I also think there is a way of speaking that is useful and one that is not so useful. Simple telling with no follow-up would be the latter.
“Tell me and I forget” throws me back to a parent teacher meeting when my now adult children were at school. The teacher was so insistant on her “I told them…. Look it’s on the photocopy they had to paste themselves into their exercise book ..” that I came to the conclusion all by myself (there were no memes because of course, no internet at that time) that telling is most definitely NOT teaching.
I totally agree with Cedric that most of the people do not go into the classroom to learn unfortunately, so without the teacher creating motivation, i.e. getting the students involved, there will not be any learning – which to me means that there has not been any teaching…. whatever (s)he told them.
Not a very helpful comment I guess, but I remember I wrote a whole article entitled “telling is not teaching” some 20 years ago (and even that’s forgetting how time flies LOL)

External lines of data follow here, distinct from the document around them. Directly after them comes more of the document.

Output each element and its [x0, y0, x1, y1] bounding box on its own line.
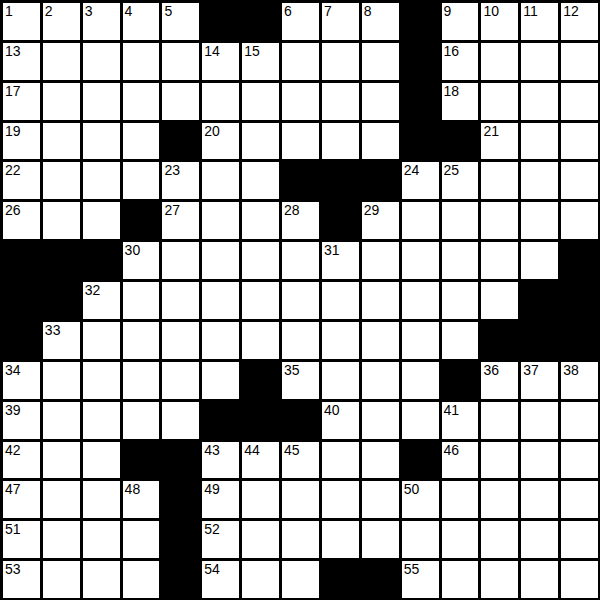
crossword-cell[interactable] — [282, 242, 319, 279]
crossword-cell[interactable] — [322, 123, 359, 160]
black-cell — [202, 402, 239, 439]
crossword-cell[interactable] — [481, 521, 518, 558]
crossword-cell[interactable] — [123, 561, 160, 598]
crossword-cell[interactable] — [123, 123, 160, 160]
clue-number: 17 — [5, 83, 21, 99]
crossword-cell[interactable] — [322, 322, 359, 359]
crossword-cell[interactable] — [442, 282, 479, 319]
clue-number: 12 — [563, 3, 579, 19]
crossword-cell[interactable]: 9 — [442, 3, 479, 40]
crossword-cell[interactable] — [481, 83, 518, 120]
clue-number: 55 — [404, 561, 420, 577]
crossword-cell[interactable] — [561, 521, 598, 558]
crossword-cell[interactable]: 49 — [202, 481, 239, 518]
crossword-cell[interactable] — [282, 282, 319, 319]
black-cell — [521, 282, 558, 319]
crossword-cell[interactable]: 19 — [3, 123, 40, 160]
crossword-cell[interactable] — [43, 83, 80, 120]
crossword-cell[interactable] — [123, 362, 160, 399]
crossword-cell[interactable] — [561, 481, 598, 518]
black-cell — [242, 402, 279, 439]
crossword-cell[interactable] — [83, 322, 120, 359]
clue-number: 4 — [125, 3, 133, 19]
clue-number: 13 — [5, 43, 21, 59]
crossword-cell[interactable] — [242, 561, 279, 598]
clue-number: 15 — [244, 43, 260, 59]
crossword-cell[interactable]: 43 — [202, 442, 239, 479]
crossword-cell[interactable] — [521, 521, 558, 558]
crossword-cell[interactable] — [561, 561, 598, 598]
crossword-cell[interactable]: 22 — [3, 162, 40, 199]
crossword-cell[interactable] — [561, 83, 598, 120]
black-cell — [322, 162, 359, 199]
crossword-cell[interactable] — [43, 442, 80, 479]
crossword-cell[interactable] — [362, 481, 399, 518]
crossword-cell[interactable] — [242, 282, 279, 319]
crossword-cell[interactable] — [43, 202, 80, 239]
crossword-cell[interactable] — [481, 442, 518, 479]
black-cell — [83, 242, 120, 279]
crossword-cell[interactable] — [202, 282, 239, 319]
crossword-cell[interactable] — [322, 83, 359, 120]
crossword-cell[interactable] — [282, 123, 319, 160]
clue-number: 33 — [45, 322, 61, 338]
crossword-cell[interactable] — [123, 282, 160, 319]
crossword-cell[interactable] — [362, 242, 399, 279]
black-cell — [521, 322, 558, 359]
black-cell — [322, 202, 359, 239]
clue-number: 2 — [45, 3, 53, 19]
black-cell — [43, 282, 80, 319]
crossword-cell[interactable]: 26 — [3, 202, 40, 239]
crossword-cell[interactable]: 14 — [202, 43, 239, 80]
crossword-cell[interactable] — [402, 242, 439, 279]
crossword-cell[interactable] — [362, 362, 399, 399]
crossword-cell[interactable]: 54 — [202, 561, 239, 598]
crossword-cell[interactable]: 11 — [521, 3, 558, 40]
crossword-cell[interactable]: 18 — [442, 83, 479, 120]
clue-number: 28 — [284, 202, 300, 218]
crossword-cell[interactable] — [123, 162, 160, 199]
crossword-cell[interactable] — [162, 242, 199, 279]
black-cell — [162, 561, 199, 598]
crossword-cell[interactable] — [521, 202, 558, 239]
crossword-cell[interactable]: 34 — [3, 362, 40, 399]
crossword-cell[interactable] — [481, 282, 518, 319]
crossword-cell[interactable] — [83, 402, 120, 439]
crossword-cell[interactable] — [442, 202, 479, 239]
black-cell — [402, 3, 439, 40]
clue-number: 20 — [204, 123, 220, 139]
crossword-cell[interactable]: 21 — [481, 123, 518, 160]
crossword-cell[interactable] — [43, 162, 80, 199]
crossword-cell[interactable]: 16 — [442, 43, 479, 80]
crossword-cell[interactable] — [362, 442, 399, 479]
clue-number: 52 — [204, 521, 220, 537]
crossword-cell[interactable] — [123, 43, 160, 80]
crossword-cell[interactable]: 55 — [402, 561, 439, 598]
crossword-cell[interactable] — [83, 481, 120, 518]
crossword-cell[interactable] — [561, 402, 598, 439]
crossword-cell[interactable]: 36 — [481, 362, 518, 399]
crossword-cell[interactable]: 50 — [402, 481, 439, 518]
crossword-cell[interactable] — [162, 83, 199, 120]
crossword-cell[interactable] — [322, 362, 359, 399]
black-cell — [402, 43, 439, 80]
clue-number: 11 — [523, 3, 538, 19]
clue-number: 39 — [5, 402, 21, 418]
crossword-cell[interactable] — [202, 322, 239, 359]
black-cell — [43, 242, 80, 279]
clue-number: 30 — [125, 242, 141, 258]
crossword-cell[interactable]: 35 — [282, 362, 319, 399]
crossword-cell[interactable] — [43, 561, 80, 598]
crossword-cell[interactable] — [123, 521, 160, 558]
crossword-cell[interactable] — [481, 202, 518, 239]
clue-number: 36 — [483, 362, 499, 378]
crossword-cell[interactable]: 24 — [402, 162, 439, 199]
clue-number: 31 — [324, 242, 340, 258]
crossword-cell[interactable]: 6 — [282, 3, 319, 40]
black-cell — [242, 3, 279, 40]
crossword-cell[interactable] — [521, 162, 558, 199]
crossword-cell[interactable] — [402, 282, 439, 319]
crossword-cell[interactable] — [521, 43, 558, 80]
clue-number: 16 — [444, 43, 460, 59]
crossword-cell[interactable] — [43, 521, 80, 558]
crossword-cell[interactable] — [561, 123, 598, 160]
clue-number: 46 — [444, 442, 460, 458]
black-cell — [322, 561, 359, 598]
crossword-cell[interactable] — [362, 83, 399, 120]
clue-number: 35 — [284, 362, 300, 378]
crossword-cell[interactable]: 52 — [202, 521, 239, 558]
crossword-cell[interactable] — [43, 123, 80, 160]
crossword-cell[interactable] — [83, 43, 120, 80]
crossword-cell[interactable] — [521, 123, 558, 160]
crossword-cell[interactable] — [123, 83, 160, 120]
crossword-cell[interactable] — [322, 43, 359, 80]
black-cell — [402, 442, 439, 479]
clue-number: 38 — [563, 362, 579, 378]
crossword-cell[interactable]: 53 — [3, 561, 40, 598]
clue-number: 23 — [164, 162, 180, 178]
clue-number: 43 — [204, 442, 220, 458]
crossword-cell[interactable] — [402, 521, 439, 558]
crossword-cell[interactable] — [162, 402, 199, 439]
crossword-cell[interactable] — [83, 83, 120, 120]
crossword-cell[interactable] — [83, 442, 120, 479]
crossword-cell[interactable]: 47 — [3, 481, 40, 518]
clue-number: 6 — [284, 3, 292, 19]
crossword-cell[interactable]: 32 — [83, 282, 120, 319]
crossword-cell[interactable]: 4 — [123, 3, 160, 40]
crossword-cell[interactable] — [362, 43, 399, 80]
crossword-cell[interactable]: 2 — [43, 3, 80, 40]
crossword-cell[interactable]: 25 — [442, 162, 479, 199]
crossword-cell[interactable]: 39 — [3, 402, 40, 439]
crossword-cell[interactable]: 42 — [3, 442, 40, 479]
clue-number: 48 — [125, 481, 141, 497]
crossword-cell[interactable] — [442, 242, 479, 279]
crossword-cell[interactable] — [242, 521, 279, 558]
black-cell — [362, 561, 399, 598]
crossword-cell[interactable] — [481, 402, 518, 439]
crossword-cell[interactable] — [362, 123, 399, 160]
crossword-cell[interactable] — [282, 83, 319, 120]
clue-number: 25 — [444, 162, 460, 178]
clue-number: 9 — [444, 3, 452, 19]
black-cell — [561, 282, 598, 319]
black-cell — [561, 242, 598, 279]
crossword-cell[interactable] — [202, 162, 239, 199]
crossword-cell[interactable]: 46 — [442, 442, 479, 479]
crossword-cell[interactable] — [162, 43, 199, 80]
crossword-cell[interactable] — [282, 43, 319, 80]
crossword-cell[interactable] — [43, 43, 80, 80]
clue-number: 34 — [5, 362, 21, 378]
crossword-cell[interactable] — [202, 362, 239, 399]
crossword-cell[interactable]: 1 — [3, 3, 40, 40]
crossword-cell[interactable] — [442, 322, 479, 359]
black-cell — [442, 362, 479, 399]
clue-number: 27 — [164, 202, 180, 218]
black-cell — [123, 202, 160, 239]
crossword-cell[interactable]: 33 — [43, 322, 80, 359]
black-cell — [282, 162, 319, 199]
crossword-cell[interactable] — [362, 322, 399, 359]
clue-number: 53 — [5, 561, 21, 577]
black-cell — [442, 123, 479, 160]
crossword-cell[interactable]: 37 — [521, 362, 558, 399]
black-cell — [3, 322, 40, 359]
clue-number: 47 — [5, 481, 21, 497]
crossword-cell[interactable] — [402, 362, 439, 399]
crossword-cell[interactable]: 29 — [362, 202, 399, 239]
crossword-grid: 1234567891011121314151617181920212223242… — [0, 0, 600, 600]
clue-number: 40 — [324, 402, 340, 418]
clue-number: 7 — [324, 3, 332, 19]
clue-number: 49 — [204, 481, 220, 497]
clue-number: 54 — [204, 561, 220, 577]
clue-number: 29 — [364, 202, 380, 218]
crossword-cell[interactable] — [402, 322, 439, 359]
crossword-cell[interactable] — [561, 202, 598, 239]
clue-number: 8 — [364, 3, 372, 19]
crossword-cell[interactable] — [43, 402, 80, 439]
clue-number: 21 — [483, 123, 499, 139]
black-cell — [3, 242, 40, 279]
black-cell — [402, 83, 439, 120]
crossword-cell[interactable] — [521, 481, 558, 518]
crossword-cell[interactable] — [561, 442, 598, 479]
crossword-cell[interactable]: 31 — [322, 242, 359, 279]
crossword-cell[interactable]: 15 — [242, 43, 279, 80]
crossword-cell[interactable] — [282, 521, 319, 558]
crossword-cell[interactable]: 7 — [322, 3, 359, 40]
crossword-cell[interactable] — [521, 442, 558, 479]
black-cell — [3, 282, 40, 319]
clue-number: 18 — [444, 83, 460, 99]
crossword-cell[interactable] — [202, 83, 239, 120]
clue-number: 24 — [404, 162, 420, 178]
crossword-cell[interactable] — [362, 402, 399, 439]
crossword-cell[interactable]: 51 — [3, 521, 40, 558]
black-cell — [202, 3, 239, 40]
black-cell — [282, 402, 319, 439]
crossword-cell[interactable] — [123, 322, 160, 359]
crossword-cell[interactable] — [242, 481, 279, 518]
crossword-cell[interactable] — [242, 322, 279, 359]
clue-number: 5 — [164, 3, 172, 19]
crossword-cell[interactable] — [521, 83, 558, 120]
clue-number: 3 — [85, 3, 93, 19]
crossword-cell[interactable]: 48 — [123, 481, 160, 518]
crossword-cell[interactable] — [202, 242, 239, 279]
black-cell — [242, 362, 279, 399]
crossword-cell[interactable]: 30 — [123, 242, 160, 279]
crossword-cell[interactable] — [282, 322, 319, 359]
crossword-cell[interactable]: 5 — [162, 3, 199, 40]
crossword-cell[interactable] — [442, 561, 479, 598]
crossword-cell[interactable] — [362, 282, 399, 319]
crossword-cell[interactable] — [242, 242, 279, 279]
crossword-cell[interactable] — [521, 402, 558, 439]
clue-number: 41 — [444, 402, 460, 418]
crossword-cell[interactable] — [83, 362, 120, 399]
crossword-cell[interactable]: 28 — [282, 202, 319, 239]
crossword-cell[interactable]: 20 — [202, 123, 239, 160]
crossword-cell[interactable] — [242, 83, 279, 120]
crossword-cell[interactable] — [481, 242, 518, 279]
crossword-cell[interactable] — [402, 202, 439, 239]
crossword-cell[interactable] — [162, 322, 199, 359]
crossword-cell[interactable] — [402, 402, 439, 439]
crossword-cell[interactable] — [362, 521, 399, 558]
crossword-cell[interactable] — [442, 521, 479, 558]
crossword-cell[interactable]: 23 — [162, 162, 199, 199]
crossword-cell[interactable] — [481, 43, 518, 80]
crossword-cell[interactable] — [481, 481, 518, 518]
crossword-cell[interactable]: 44 — [242, 442, 279, 479]
crossword-cell[interactable]: 12 — [561, 3, 598, 40]
crossword-cell[interactable] — [322, 282, 359, 319]
crossword-cell[interactable] — [442, 481, 479, 518]
crossword-cell[interactable]: 3 — [83, 3, 120, 40]
black-cell — [402, 123, 439, 160]
crossword-cell[interactable] — [83, 561, 120, 598]
crossword-cell[interactable] — [43, 481, 80, 518]
crossword-cell[interactable]: 27 — [162, 202, 199, 239]
crossword-cell[interactable] — [83, 202, 120, 239]
clue-number: 42 — [5, 442, 21, 458]
crossword-cell[interactable]: 38 — [561, 362, 598, 399]
crossword-cell[interactable]: 10 — [481, 3, 518, 40]
clue-number: 37 — [523, 362, 539, 378]
black-cell — [362, 162, 399, 199]
crossword-cell[interactable] — [83, 123, 120, 160]
clue-number: 45 — [284, 442, 300, 458]
clue-number: 10 — [483, 3, 499, 19]
crossword-cell[interactable] — [242, 162, 279, 199]
black-cell — [123, 442, 160, 479]
clue-number: 1 — [5, 3, 13, 19]
black-cell — [162, 521, 199, 558]
crossword-cell[interactable]: 8 — [362, 3, 399, 40]
crossword-cell[interactable] — [481, 162, 518, 199]
crossword-cell[interactable] — [282, 481, 319, 518]
crossword-cell[interactable]: 45 — [282, 442, 319, 479]
black-cell — [162, 442, 199, 479]
crossword-cell[interactable] — [521, 561, 558, 598]
black-cell — [481, 322, 518, 359]
crossword-cell[interactable] — [561, 43, 598, 80]
crossword-cell[interactable] — [561, 162, 598, 199]
crossword-cell[interactable] — [322, 481, 359, 518]
black-cell — [162, 123, 199, 160]
crossword-cell[interactable]: 40 — [322, 402, 359, 439]
crossword-cell[interactable] — [123, 402, 160, 439]
clue-number: 44 — [244, 442, 260, 458]
clue-number: 19 — [5, 123, 21, 139]
crossword-cell[interactable] — [282, 561, 319, 598]
crossword-cell[interactable] — [83, 162, 120, 199]
clue-number: 22 — [5, 162, 21, 178]
clue-number: 14 — [204, 43, 220, 59]
black-cell — [162, 481, 199, 518]
crossword-cell[interactable] — [242, 202, 279, 239]
crossword-cell[interactable] — [322, 521, 359, 558]
crossword-cell[interactable] — [162, 362, 199, 399]
crossword-cell[interactable] — [521, 242, 558, 279]
clue-number: 26 — [5, 202, 21, 218]
clue-number: 32 — [85, 282, 101, 298]
clue-number: 51 — [5, 521, 21, 537]
crossword-cell[interactable]: 41 — [442, 402, 479, 439]
crossword-puzzle: 1234567891011121314151617181920212223242… — [0, 0, 600, 600]
black-cell — [561, 322, 598, 359]
crossword-cell[interactable] — [322, 442, 359, 479]
crossword-cell[interactable]: 17 — [3, 83, 40, 120]
crossword-cell[interactable] — [481, 561, 518, 598]
clue-number: 50 — [404, 481, 420, 497]
crossword-cell[interactable]: 13 — [3, 43, 40, 80]
crossword-cell[interactable] — [43, 362, 80, 399]
crossword-cell[interactable] — [242, 123, 279, 160]
crossword-cell[interactable] — [162, 282, 199, 319]
crossword-cell[interactable] — [83, 521, 120, 558]
crossword-cell[interactable] — [202, 202, 239, 239]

Thanks for your comment, Eanne. I agree with you, not all telling is learning but to dismiss all telling as fruitless is, especially for language teachers, a bit silly. If nobody told anyone anything in our classrooms then that would be a natural use of language dismissed.
That’s not to say all classes should be teacher-centered all the time; I just think telling learners things does have its place, alongside learning through discovery.